Teaching for 2021–22

The following apply to remote supervisions in 2021–22.

Set work

I set one example sheet per supervision, almost always the same as distributed by the lecturer. Occasionally I set extra questions that I think are of interest, but these may be considered of lower priority.

Starred questions vary by course: generally applied courses indicate questions that are slightly more difficult, but optional (on Methods, they are a lot longer and messier than other questions!). For some pure courses, particularly Numbers and Sets, starred questions are often extremely difficult. I will tell you well in advance whether or not I expect you to do them.

Submission of work

Work should be submitted via Moodle. As an undergraduate, you should be able to access this page to submit work. I aim to mark work within 24 hours of the deadline, and email you when it is finished. You are welcome to submit earlier, but I probably will not mark it before the deadline has passed.

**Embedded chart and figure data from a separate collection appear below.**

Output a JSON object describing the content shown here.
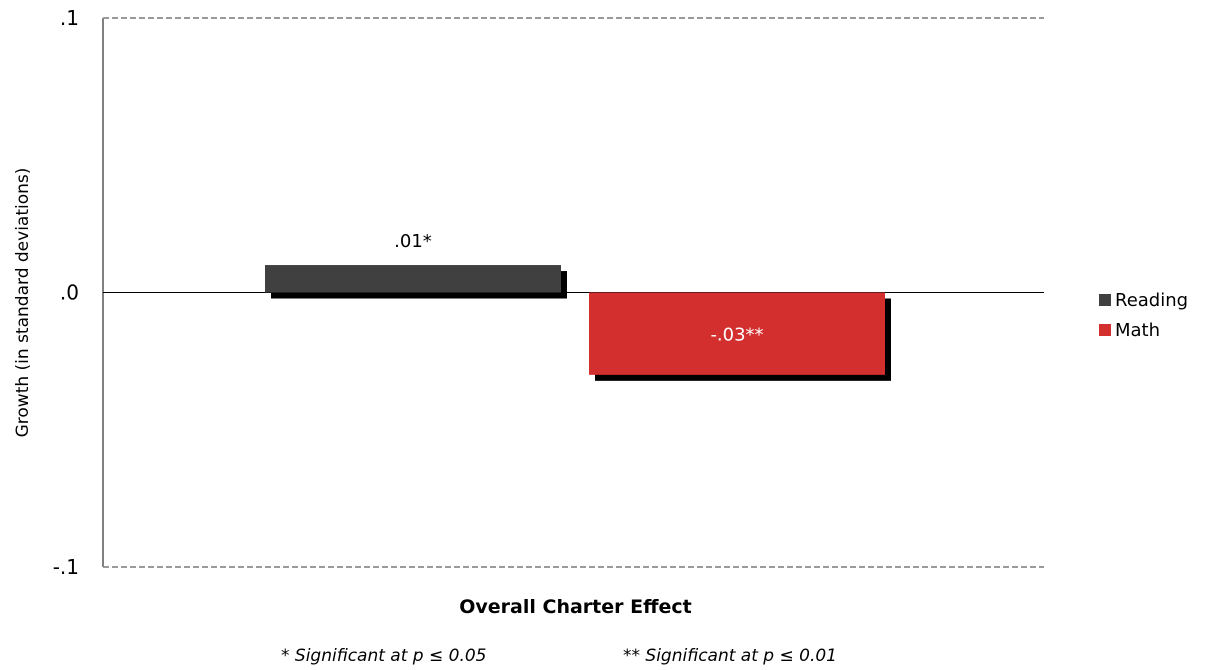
{
  "chart_data": {
    "type": "bar",
    "categories": [
      "Overall Charter Effect"
    ],
    "series": [
      {
        "name": "Reading",
        "values": [
          0.01
        ],
        "label": ".01*",
        "color": "#404040",
        "label_color": "#000000"
      },
      {
        "name": "Math",
        "values": [
          -0.03
        ],
        "label": "-.03**",
        "color": "#d32f2f",
        "label_color": "#ffffff"
      }
    ],
    "title": "",
    "xlabel": "Overall Charter Effect",
    "ylabel": "Growth (in standard deviations)",
    "ylim": [
      -0.1,
      0.1
    ],
    "yticks": [
      {
        "value": 0.1,
        "label": ".1"
      },
      {
        "value": 0.0,
        "label": ".0"
      },
      {
        "value": -0.1,
        "label": "-.1"
      }
    ],
    "grid": "dashed lines at top and bottom limits",
    "legend": "right",
    "footnotes": [
      "* Significant at p ≤ 0.05",
      "** Significant at p ≤ 0.01"
    ]
  }
}
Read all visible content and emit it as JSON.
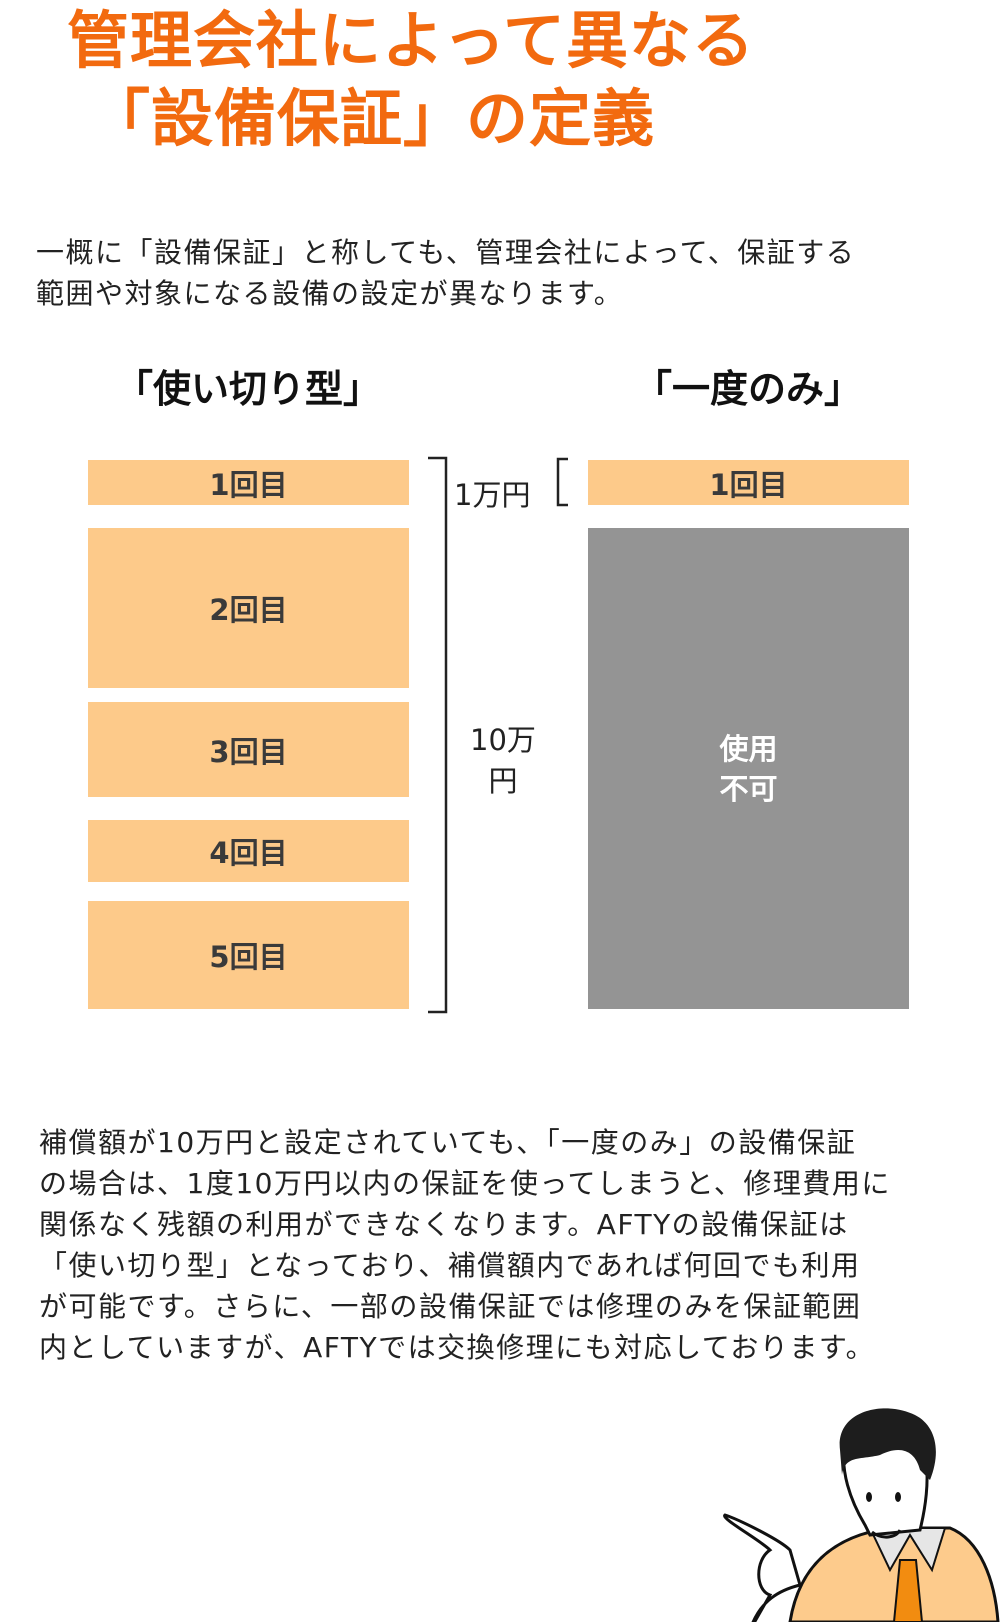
{
  "title": {
    "line1": "管理会社によって異なる",
    "line2": "「設備保証」の定義",
    "color": "#f26a0f"
  },
  "intro": {
    "lines": [
      "一概に「設備保証」と称しても、管理会社によって、保証する",
      "範囲や対象になる設備の設定が異なります。"
    ]
  },
  "diagram": {
    "left": {
      "heading": "「使い切り型」",
      "boxes": [
        "1回目",
        "2回目",
        "3回目",
        "4回目",
        "5回目"
      ]
    },
    "right": {
      "heading": "「一度のみ」",
      "box": "1回目",
      "unusable_line1": "使用",
      "unusable_line2": "不可"
    },
    "amount_small": "1万円",
    "amount_total_line1": "10万",
    "amount_total_line2": "円",
    "colors": {
      "used": "#fdca8a",
      "unusable": "#949494"
    }
  },
  "body": {
    "lines": [
      "補償額が10万円と設定されていても、「一度のみ」の設備保証",
      "の場合は、1度10万円以内の保証を使ってしまうと、修理費用に",
      "関係なく残額の利用ができなくなります。AFTYの設備保証は",
      "「使い切り型」となっており、補償額内であれば何回でも利用",
      "が可能です。さらに、一部の設備保証では修理のみを保証範囲",
      "内としていますが、AFTYでは交換修理にも対応しております。"
    ]
  },
  "illustration": {
    "icon": "businessman-pointing-icon"
  }
}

Please separate your answers clearly (if in doubt, use a new sheet of paper), put them in the order of the questions, and draw nice large diagrams (a third of a page is entirely reasonable!).

LaTeX

I do not expect IA students to know LaTeX, although I encourage you to learn as quickly as possible. Ideally I would like IB students to learn LaTeX (it is essentially required for CATAM now anyway), and I will provide a template you can use to submit work (either as a TeX document, or a compiled PDF). I am aware that pictures are difficult to draw with LaTeX, so feel free to submit scanned pages containing any hand-drawn diagrams you want me to see.

Deadlines

Deadlines are noon GMT two days before the supervision (i.e. Sunday for Tuesday and Tuesday for Thursday). If you need to submit your work later, please let me know in advance.

N.B., especially for IAs

You are at university now, and at this level of Mathematics, it is as important to explain how you got to your answer as it is to give the right answer. Indeed, I would much rather see comprehensive working leading to a slightly wrong answer than a correct answer seemingly produced from nowhere. I am not marking your work just to say “well done, you understand everything”: chances are you don’t, and it is my job to find out what you don’t know or don’t understand. I can be much more helpful if it is easy to work out how to help you!

(Of course, if you do know everything, we can talk about something else interesting, but the primary purpose of supervisions is to make sure that you understand the course material properly and know how to explain what you are doing.)

So, please write plenty of detail in your answers. If in doubt, write a bit more, and don’t do too much arithmetic between lines: both you and I will find it harder to spot errors that way.

Supervisions

Supervisions will take place on Zoom. I will email the meeting information either the day before or in the morning.

I expect you to be in a position to talk about every question, even if you have not been able to finish it. I also expect you to be familiar with the contents of your lecture notes, where the lecturer has got to, etc. (You should be making lecture notes! Scrubbing through a video trying to find what the lecturer said about something is not an efficient search method!)

Structure

I usually structure my supervisions as follows:

  1. Preliminaries
  2. Establish what you particularly want to talk about from the sheet, and go over it (and what I want to go over in the example sheet and course material). This is usually most of the supervision.
  3. Anything else you want to ask about that you thought of during the supervision, or other questions less related to the course material.
  4. Any other business (extra work, questions about the next sheet, etc.)

Some of these sections may be empty. I am aware that I tend to spend too long in the second section. Tell me if what I am saying is obvious, obscure or I’m going too slowly or too fast.